In the approach we use in the next-generation IXP network processors, each network processor incorporates a locking mechanism and the means by which to store actual critical data internal to the processing elements (microengines). This is the basis of the distributed cache. By localizing the dependency check in the microengine, the check can be done in hardware very quickly.

Meanwhile, the same is true of the critical data. By having the resource stored locally, the RMW can be performed at the speed of the microengine itself.

This dependency checking is performed with a 16-entry content-addressable memory (CAM) in the microengine. The CAM is loaded with a critical data identifier that identifies a particular flow, connection, queue number and so on. When a thread has to check if particular data is being worked on, it will check the CAM with an appropriate identifier.

Multiflow checkup
This CAM provides single-cycle access to the process requesting the check. Many, if not most, applications must support thousands of flows. For those applications, the CAM is especially helpful since it helps determine if back-to-back interdependent packets are being processed. Software pipelining is used to ensure that only one microengine is operating in a critical section at a time.

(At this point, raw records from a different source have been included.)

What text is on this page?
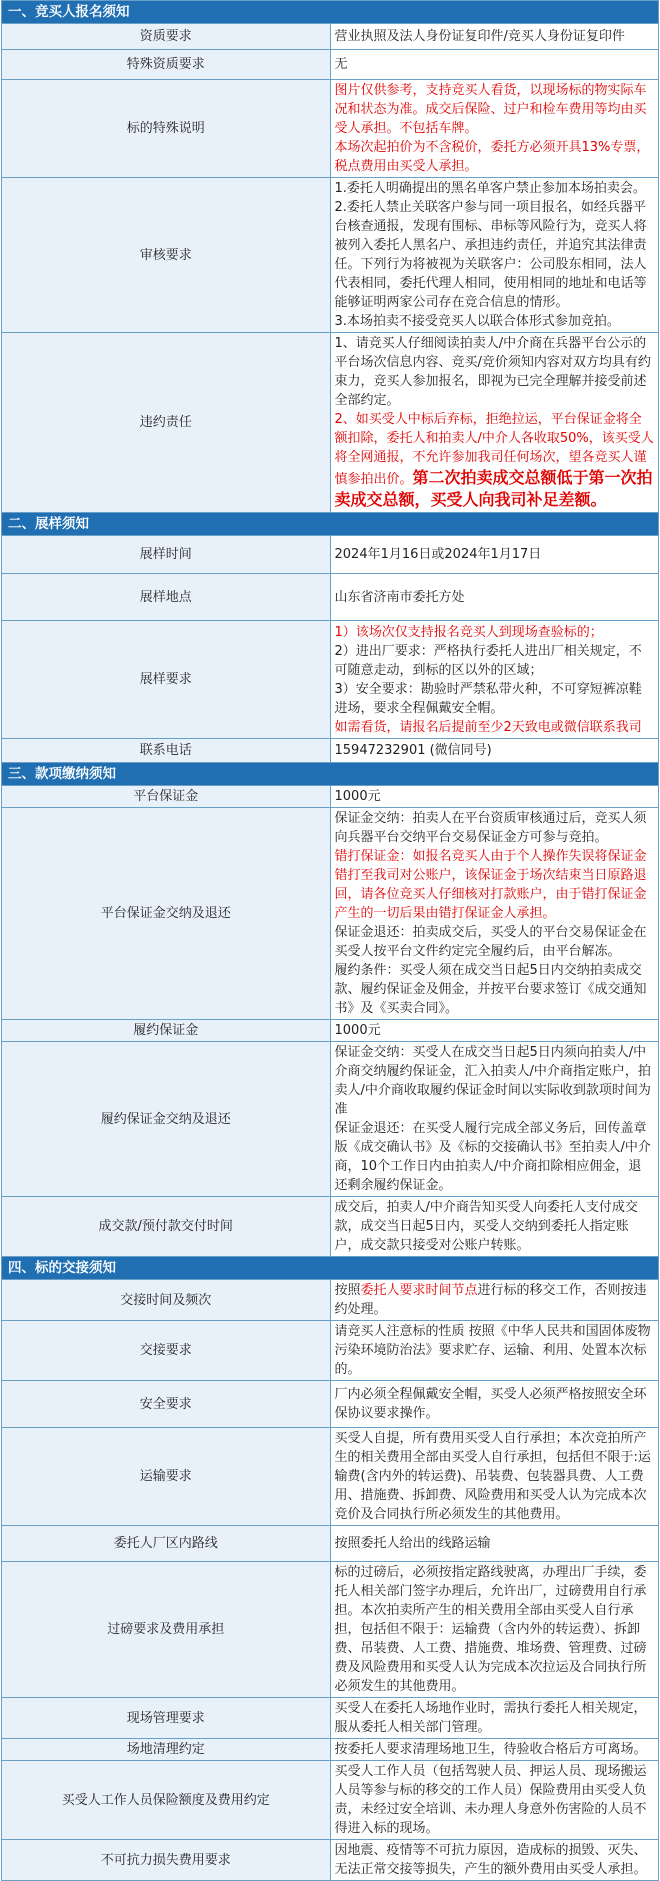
一、竞买人报名须知	
资质要求	营业执照及法人身份证复印件/竞买人身份证复印件

特殊资质要求	无

标的特殊说明	图片仅供参考，支持竞买人看货，以现场标的物实际车况和状态为准。成交后保险、过户和检车费用等均由买受人承担。不包括车牌。

本场次起拍价为不含税价，委托方必须开具13%专票，税点费用由买受人承担。

审核要求	1.委托人明确提出的黑名单客户禁止参加本场拍卖会。

2.委托人禁止关联客户参与同一项目报名，如经兵器平台核查通报，发现有围标、串标等风险行为，竞买人将被列入委托人黑名户、承担违约责任，并追究其法律责任。下列行为将被视为关联客户：公司股东相同，法人代表相同，委托代理人相同，使用相同的地址和电话等能够证明两家公司存在竞合信息的情形。

3.本场拍卖不接受竞买人以联合体形式参加竞拍。

违约责任	1、请竞买人仔细阅读拍卖人/中介商在兵器平台公示的平台场次信息内容、竞买/竞价须知内容对双方均具有约束力，竞买人参加报名，即视为已完全理解并接受前述全部约定。

2、如买受人中标后弃标，拒绝拉运，平台保证金将全额扣除，委托人和拍卖人/中介人各收取50%，该买受人将全网通报，不允许参加我司任何场次，望各竞买人谨慎参拍出价。第二次拍卖成交总额低于第一次拍卖成交总额，买受人向我司补足差额。

二、展样须知	
展样时间	2024年1月16日或2024年1月17日

展样地点	山东省济南市委托方处

展样要求	1）该场次仅支持报名竞买人到现场查验标的；

2）进出厂要求：严格执行委托人进出厂相关规定，不可随意走动，到标的区以外的区域；

3）安全要求：勘验时严禁私带火种，不可穿短裤凉鞋进场，要求全程佩戴安全帽。

如需看货，请报名后提前至少2天致电或微信联系我司

联系电话	15947232901 (微信同号)

三、款项缴纳须知	
平台保证金	1000元

平台保证金交纳及退还	保证金交纳：拍卖人在平台资质审核通过后，竞买人须向兵器平台交纳平台交易保证金方可参与竞拍。

错打保证金：如报名竞买人由于个人操作失误将保证金错打至我司对公账户，该保证金于场次结束当日原路退回，请各位竞买人仔细核对打款账户，由于错打保证金产生的一切后果由错打保证金人承担。

保证金退还：拍卖成交后，买受人的平台交易保证金在买受人按平台文件约定完全履约后，由平台解冻。

履约条件：买受人须在成交当日起5日内交纳拍卖成交款、履约保证金及佣金，并按平台要求签订《成交通知书》及《买卖合同》。

履约保证金	1000元

履约保证金交纳及退还	保证金交纳：买受人在成交当日起5日内须向拍卖人/中介商交纳履约保证金，汇入拍卖人/中介商指定账户，拍卖人/中介商收取履约保证金时间以实际收到款项时间为准

保证金退还：在买受人履行完成全部义务后，回传盖章版《成交确认书》及《标的交接确认书》至拍卖人/中介商，10个工作日内由拍卖人/中介商扣除相应佣金，退还剩余履约保证金。

成交款/预付款交付时间	成交后，拍卖人/中介商告知买受人向委托人支付成交款，成交当日起5日内，买受人交纳到委托人指定账户，成交款只接受对公账户转账。

四、标的交接须知	
交接时间及频次	按照委托人要求时间节点进行标的移交工作，否则按违约处理。

交接要求	请竞买人注意标的性质 按照《中华人民共和国固体废物污染环境防治法》要求贮存、运输、利用、处置本次标的。

安全要求	厂内必须全程佩戴安全帽，买受人必须严格按照安全环保协议要求操作。

运输要求	买受人自提，所有费用买受人自行承担；本次竞拍所产生的相关费用全部由买受人自行承担，包括但不限于:运输费(含内外的转运费)、吊装费、包装器具费、人工费用、措施费、拆卸费、风险费用和买受人认为完成本次竞价及合同执行所必须发生的其他费用。

委托人厂区内路线	按照委托人给出的线路运输

过磅要求及费用承担	标的过磅后，必须按指定路线驶离，办理出厂手续，委托人相关部门签字办理后，允许出厂，过磅费用自行承担。本次拍卖所产生的相关费用全部由买受人自行承担，包括但不限于：运输费（含内外的转运费）、拆卸费、吊装费、人工费、措施费、堆场费、管理费、过磅费及风险费用和买受人认为完成本次拉运及合同执行所必须发生的其他费用。

现场管理要求	买受人在委托人场地作业时，需执行委托人相关规定，服从委托人相关部门管理。

场地清理约定	按委托人要求清理场地卫生，待验收合格后方可离场。

买受人工作人员保险额度及费用约定	买受人工作人员（包括驾驶人员、押运人员、现场搬运人员等参与标的移交的工作人员）保险费用由买受人负责，未经过安全培训、未办理人身意外伤害险的人员不得进入标的现场。

不可抗力损失费用要求	因地震、疫情等不可抗力原因，造成标的损毁、灭失、无法正常交接等损失，产生的额外费用由买受人承担。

The interdependence problem is the venue of an integrated SRAM Q_Array to accelerate linked-list and ring buffer operations. This is especially critical to solve the problem of independent serial-stream processing when unrelated independent packets or cells have to access a common data structure. Data is added to and removed from linked lists-as well as circular buffers-using several sequential memory references. Additionally, these have to be protected in critical sections.

Essentially, the Q_Array automates this portion of the process by providing atomic operation for these tasks. The SRAM Q_Array can support any combination of 64 linked lists or ring buffers. Most applications will have to support thousands of linked lists, so the Q_Array can cache the most recently used queue descriptors. The microengine CAM can then be used to quickly determine which Q_descriptors are locally cached in the SRAM unit.